3 - Our bodies and our minds have to learn to speak the language of movement. If your body says “I feels pain” is it good pain or bad pain? Is it pain like my leg is broken or is it just discomfort because I am performing at a high level that is making me feel uncomfortable. Distinguishing between them I can then move away from pain, meaning if I am feeling pain, even if it is good discomfort back off a little bit and now it will last longer and I am going to get there faster. To suffer a little bit is fine but back off just a little bit and that is the sweet spot.

WM: Thoughts on nourishing the body?

CP: Its consistent throughout the year, but there is seasonal changes and when it comes to food. thankfully we in California have the farmers market and the farmers market offers what they have so that is what you eat. which is And it is very good, and if you don’t go to the farmers market we have the world famous WholeFoods who like to sell you very expensive things but at the same time they also are very seasonal so whatever is in season they bring out and that actually becomes your foundation, because it is very local you are eating local and you are adapting to your weather, your conditions, your environment so I think that is just a benefit we have living in a place like california.

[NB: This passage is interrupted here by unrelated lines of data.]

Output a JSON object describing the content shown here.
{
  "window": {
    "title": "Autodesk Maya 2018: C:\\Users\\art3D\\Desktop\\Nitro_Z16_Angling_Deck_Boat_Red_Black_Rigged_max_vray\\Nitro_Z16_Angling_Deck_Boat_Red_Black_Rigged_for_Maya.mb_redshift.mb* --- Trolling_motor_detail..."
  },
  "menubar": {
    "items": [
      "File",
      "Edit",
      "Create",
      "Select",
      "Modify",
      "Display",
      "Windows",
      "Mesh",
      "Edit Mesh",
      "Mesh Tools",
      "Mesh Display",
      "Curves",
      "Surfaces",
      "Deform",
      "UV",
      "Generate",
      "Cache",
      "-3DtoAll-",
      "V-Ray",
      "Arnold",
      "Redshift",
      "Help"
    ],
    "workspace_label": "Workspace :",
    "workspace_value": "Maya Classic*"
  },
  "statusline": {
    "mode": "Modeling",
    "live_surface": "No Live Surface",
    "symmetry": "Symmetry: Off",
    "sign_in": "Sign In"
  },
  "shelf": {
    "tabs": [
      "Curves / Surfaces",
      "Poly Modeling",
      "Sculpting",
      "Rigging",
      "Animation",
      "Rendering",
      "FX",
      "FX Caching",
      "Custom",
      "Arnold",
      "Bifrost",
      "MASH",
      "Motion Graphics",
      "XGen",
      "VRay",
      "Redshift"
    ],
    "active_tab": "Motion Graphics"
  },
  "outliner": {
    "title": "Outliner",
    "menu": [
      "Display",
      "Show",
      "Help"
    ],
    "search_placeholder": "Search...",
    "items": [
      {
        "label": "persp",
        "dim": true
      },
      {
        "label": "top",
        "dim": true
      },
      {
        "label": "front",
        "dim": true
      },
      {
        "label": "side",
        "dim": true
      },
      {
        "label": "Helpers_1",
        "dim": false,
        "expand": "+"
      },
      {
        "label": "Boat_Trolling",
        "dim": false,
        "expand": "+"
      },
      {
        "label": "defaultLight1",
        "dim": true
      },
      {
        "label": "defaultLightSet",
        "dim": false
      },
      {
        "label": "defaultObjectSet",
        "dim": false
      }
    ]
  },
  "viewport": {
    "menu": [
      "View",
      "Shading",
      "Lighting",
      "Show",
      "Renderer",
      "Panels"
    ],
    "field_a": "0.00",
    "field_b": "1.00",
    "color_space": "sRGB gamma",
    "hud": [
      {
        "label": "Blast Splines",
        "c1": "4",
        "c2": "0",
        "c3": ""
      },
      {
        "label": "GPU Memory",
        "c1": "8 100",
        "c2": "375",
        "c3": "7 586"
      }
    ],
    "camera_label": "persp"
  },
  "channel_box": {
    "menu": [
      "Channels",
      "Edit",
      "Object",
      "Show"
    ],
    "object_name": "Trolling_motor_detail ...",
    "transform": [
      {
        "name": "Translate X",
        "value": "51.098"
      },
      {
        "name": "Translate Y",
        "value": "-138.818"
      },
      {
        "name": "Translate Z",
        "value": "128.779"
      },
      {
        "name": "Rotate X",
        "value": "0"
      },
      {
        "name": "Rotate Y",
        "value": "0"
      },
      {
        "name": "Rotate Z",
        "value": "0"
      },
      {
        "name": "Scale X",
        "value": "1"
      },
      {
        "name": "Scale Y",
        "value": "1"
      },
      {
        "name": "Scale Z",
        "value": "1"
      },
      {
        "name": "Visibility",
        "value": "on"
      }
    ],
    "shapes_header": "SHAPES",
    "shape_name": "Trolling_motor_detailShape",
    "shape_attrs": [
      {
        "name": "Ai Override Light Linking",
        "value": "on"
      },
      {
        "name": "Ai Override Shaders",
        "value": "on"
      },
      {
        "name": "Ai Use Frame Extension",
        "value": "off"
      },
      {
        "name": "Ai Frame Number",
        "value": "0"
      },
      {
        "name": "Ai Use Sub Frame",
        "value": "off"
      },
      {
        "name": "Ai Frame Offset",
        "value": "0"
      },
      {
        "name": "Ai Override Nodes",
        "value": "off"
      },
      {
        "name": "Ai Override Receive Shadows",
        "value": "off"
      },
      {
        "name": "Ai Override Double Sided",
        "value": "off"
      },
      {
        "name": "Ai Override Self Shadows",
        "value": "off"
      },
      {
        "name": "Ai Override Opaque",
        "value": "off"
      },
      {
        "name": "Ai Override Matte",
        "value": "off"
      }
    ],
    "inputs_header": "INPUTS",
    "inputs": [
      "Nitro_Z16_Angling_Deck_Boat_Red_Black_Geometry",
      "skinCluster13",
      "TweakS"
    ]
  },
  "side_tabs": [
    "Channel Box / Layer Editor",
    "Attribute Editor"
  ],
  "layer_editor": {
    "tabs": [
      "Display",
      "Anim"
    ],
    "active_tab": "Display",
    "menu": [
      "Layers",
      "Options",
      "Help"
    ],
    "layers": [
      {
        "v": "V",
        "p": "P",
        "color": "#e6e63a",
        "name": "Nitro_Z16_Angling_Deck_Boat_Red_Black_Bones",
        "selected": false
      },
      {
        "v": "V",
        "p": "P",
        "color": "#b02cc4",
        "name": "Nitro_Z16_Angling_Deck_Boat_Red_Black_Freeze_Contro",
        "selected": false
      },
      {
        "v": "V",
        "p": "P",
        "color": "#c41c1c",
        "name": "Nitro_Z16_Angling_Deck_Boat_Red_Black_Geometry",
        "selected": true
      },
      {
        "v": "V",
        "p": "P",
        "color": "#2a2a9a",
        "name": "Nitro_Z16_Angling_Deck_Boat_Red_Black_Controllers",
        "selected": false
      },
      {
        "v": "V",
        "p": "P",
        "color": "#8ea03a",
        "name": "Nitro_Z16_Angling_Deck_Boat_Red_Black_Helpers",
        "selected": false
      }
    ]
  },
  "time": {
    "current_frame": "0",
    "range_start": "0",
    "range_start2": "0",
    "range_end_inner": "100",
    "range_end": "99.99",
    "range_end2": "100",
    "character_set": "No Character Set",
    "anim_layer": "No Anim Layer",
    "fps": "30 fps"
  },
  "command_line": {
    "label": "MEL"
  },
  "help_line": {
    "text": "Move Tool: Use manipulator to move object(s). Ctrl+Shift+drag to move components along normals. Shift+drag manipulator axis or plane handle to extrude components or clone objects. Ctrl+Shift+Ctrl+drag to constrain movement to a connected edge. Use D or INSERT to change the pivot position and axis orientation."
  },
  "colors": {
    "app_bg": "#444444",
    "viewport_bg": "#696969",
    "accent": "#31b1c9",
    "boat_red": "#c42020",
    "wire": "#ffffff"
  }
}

WM: Eating well, training whilst travelling can be challenging, do you have any tips and/or inspiration to keep the focus?

CP: I think that travelling actually does give you structure. You know you have to get in a car, on a train, go through an airport, get on a plane. And if you’ve done it once or twice, you know what to expect so if you know what to expect then prepare for the expected and then be Ok with the unexpected. And when you accept that it actually turns out fine.

With foods, you know what foods make you feel good you know what foods make you feel not so good. And just make a good, better choice. It is as simple as that.

And the last thing is if you know what you do well on, food or rest wise stick to what you know works.

Stick to the basics and try to stay as consistent as possible.

WM: How do you keep your life in balance between maintaining your level of performance with living?

CP: I think we go through phases, so there are phases where you train a lot, where you live a lot and phases where you work a lot. And no matter how much there is a tug of war going on always leave a little bit of room for everything, so you fill up every cup, even if its with a little bit. Eventually as life goes on it balances out once you look back. There is always going to be a specific focus at certain times. If you can prioritize the consistency, the quality and the PMA in every thing you do, no matter how much that is, that dose you are giving yourself will be conducive to growth. Be ok with living an imbalanced life because overall it will balance out.


WM: What book would you gift to someone (other than Freestyle which we will be featuring!)

CP: I was thinking about this the other day. someone just gifted me “The One Thing”, i forget who the author is and I was like “you know what? This is kind of a good book!” And then there is a woman who is a writer, elizabeth Darsch is her name and she told me “Carl, you need to read more fiction” and I was like I don’t like to read fiction. And I was thinking which would be a good fiction book that I would like to read and I don’t have one so if you have a recommendation I’ll take it. 

One book I like to read is The War of Art. Not the Art of War. The War of Art, super easy to read, super small. And it is basically the process that the artist or anyone that is trying to do something actually goes . It is basically the struggle that you go through to get shit done. It is a good little book, super easy to read. And the other book would be “The One Thing”. There are some pretty cool stories in there, I like that a lot. It links in with what we talk about, a little bit every day, consistency, dedication, focus.